Com a figura do agente duplo em Ronda da noite, Modiano articula um drama humano de amplas proporções, que se repete nos mais variados contextos: a possibilidade do sujeito, diante de uma situação extrema, violentar aquilo que lhe é mais caro, mais íntimo, mais pessoal. É o que está em jogo na colaboração, por exemplo, quando franceses ajudam alemães a perseguir e matar franceses; mas também no nível pessoal do antissemitismo, outro tema caro a Modiano, como podemos perceber na citação de Ronda da noite, com a menção ao “capitão Dreyfus” – uma menção que é, de certa forma, um resgate do romance anterior, La Place de l’Étoile, cujo narrador é um judeu antissemita que trabalha para a Gestapo.
A memória em sua obra, portanto, não é ligada à nostalgia, mas a uma espécie de desconfortável consciência de que não temos certeza daquilo que podemos ser, ou mesmo daquilo que fomos. Nesse ponto, e também por conta do período histórico considerado, Modiano pode ser talvez aproximado a W. G. Sebald, ainda que o alemão seja conhecido por suas frases longas e associações culturas, enquanto Modiano investe em um estilo mais direto e conciso. O Nobel francês não destoa de certa tendência da literatura francesa contemporânea que investe na construção de personagens menores, discretos, sobre o pano de fundo de uma tênue reconstrução histórica – algo que começou com Emmanuel Bove e continuou com Jean Echenoz, Pierre Michon e Andreï Makine.

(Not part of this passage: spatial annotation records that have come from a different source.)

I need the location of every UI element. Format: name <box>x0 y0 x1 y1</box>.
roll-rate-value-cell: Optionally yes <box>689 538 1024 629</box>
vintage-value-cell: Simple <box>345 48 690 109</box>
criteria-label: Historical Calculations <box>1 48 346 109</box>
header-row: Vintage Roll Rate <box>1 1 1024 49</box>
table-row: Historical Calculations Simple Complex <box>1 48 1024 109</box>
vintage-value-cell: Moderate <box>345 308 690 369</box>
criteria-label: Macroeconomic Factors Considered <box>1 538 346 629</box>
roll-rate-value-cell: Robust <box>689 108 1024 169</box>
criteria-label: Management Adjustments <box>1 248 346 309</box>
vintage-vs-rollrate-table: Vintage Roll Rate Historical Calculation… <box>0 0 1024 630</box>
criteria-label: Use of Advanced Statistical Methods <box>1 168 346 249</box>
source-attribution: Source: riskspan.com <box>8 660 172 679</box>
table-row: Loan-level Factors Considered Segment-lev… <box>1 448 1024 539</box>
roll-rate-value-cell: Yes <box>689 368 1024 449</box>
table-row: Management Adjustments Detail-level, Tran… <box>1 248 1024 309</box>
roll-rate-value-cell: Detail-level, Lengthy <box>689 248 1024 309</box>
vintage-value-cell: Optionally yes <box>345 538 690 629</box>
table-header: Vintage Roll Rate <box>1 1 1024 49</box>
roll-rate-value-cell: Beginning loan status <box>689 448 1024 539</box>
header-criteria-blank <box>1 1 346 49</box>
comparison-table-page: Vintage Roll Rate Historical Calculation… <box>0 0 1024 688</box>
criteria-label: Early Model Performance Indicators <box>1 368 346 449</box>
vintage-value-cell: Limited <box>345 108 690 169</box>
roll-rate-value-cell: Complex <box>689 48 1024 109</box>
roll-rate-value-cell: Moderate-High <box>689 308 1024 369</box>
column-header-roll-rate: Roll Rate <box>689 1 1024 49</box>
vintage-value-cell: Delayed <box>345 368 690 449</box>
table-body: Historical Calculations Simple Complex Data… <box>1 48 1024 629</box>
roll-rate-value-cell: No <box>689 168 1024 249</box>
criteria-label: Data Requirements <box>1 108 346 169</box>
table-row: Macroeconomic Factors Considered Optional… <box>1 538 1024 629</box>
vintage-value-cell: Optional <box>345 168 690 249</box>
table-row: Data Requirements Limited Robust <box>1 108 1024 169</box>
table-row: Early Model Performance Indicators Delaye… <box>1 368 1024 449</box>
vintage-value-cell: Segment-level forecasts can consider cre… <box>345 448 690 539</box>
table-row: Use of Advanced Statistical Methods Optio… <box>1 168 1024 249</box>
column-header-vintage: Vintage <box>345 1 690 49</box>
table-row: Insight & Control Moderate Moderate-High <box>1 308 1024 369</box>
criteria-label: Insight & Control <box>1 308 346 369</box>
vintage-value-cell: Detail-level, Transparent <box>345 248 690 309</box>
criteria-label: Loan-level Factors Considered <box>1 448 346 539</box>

Em um de seus melhores romances – que são sempre concisos e alusivos, mais mostrando do que dizendo –, Rue des Boutiques Obscures, de 1978, que ganhou no Brasil o título Uma rua de Roma, Modiano conta a história de Guy Roland, um detetive que decide investigar sua própria história, obliterada depois de um acidente que o deixou amnésico. É a movimentação física no espaço – as caminhadas, as viagens, os deslocamentos – que permitirá a Roland compreender melhor as várias camadas temporais de sua história, uma construção ficcional que lembra Noturno indiano, de Antonio Tabucchi.
Em outro excelente livro, Dora Bruder, de 1997, Modiano complexifica seu cenário recorrente com o questionamento da identidade não do narrador, mas de uma vida desconhecida, perdida no passado, que é resgatada a partir de um recorte de jornal: “Procura-se uma jovem, Dora Bruder, 15 anos”, diz o anúncio de 1941, e aí começa o romance. Começa o romance? Não seria exato ou justo com Modiano pensar seus livros como eventos isolados dentro de uma carreira. Dora Bruder intensifica sugestões apresentadas em livros anteriores, por exemplo. Acredito que parte da explicação do Nobel de Literatura ser, hoje, de Patrick Modiano está precisamente aí, nesse ponto em que uma carreira se encaminha em direção a uma poética, ou seja, um fluxo mais ou menos coeso, que se configura para o leitor a partir dessa recorrência tão particular de temas e questionamentos.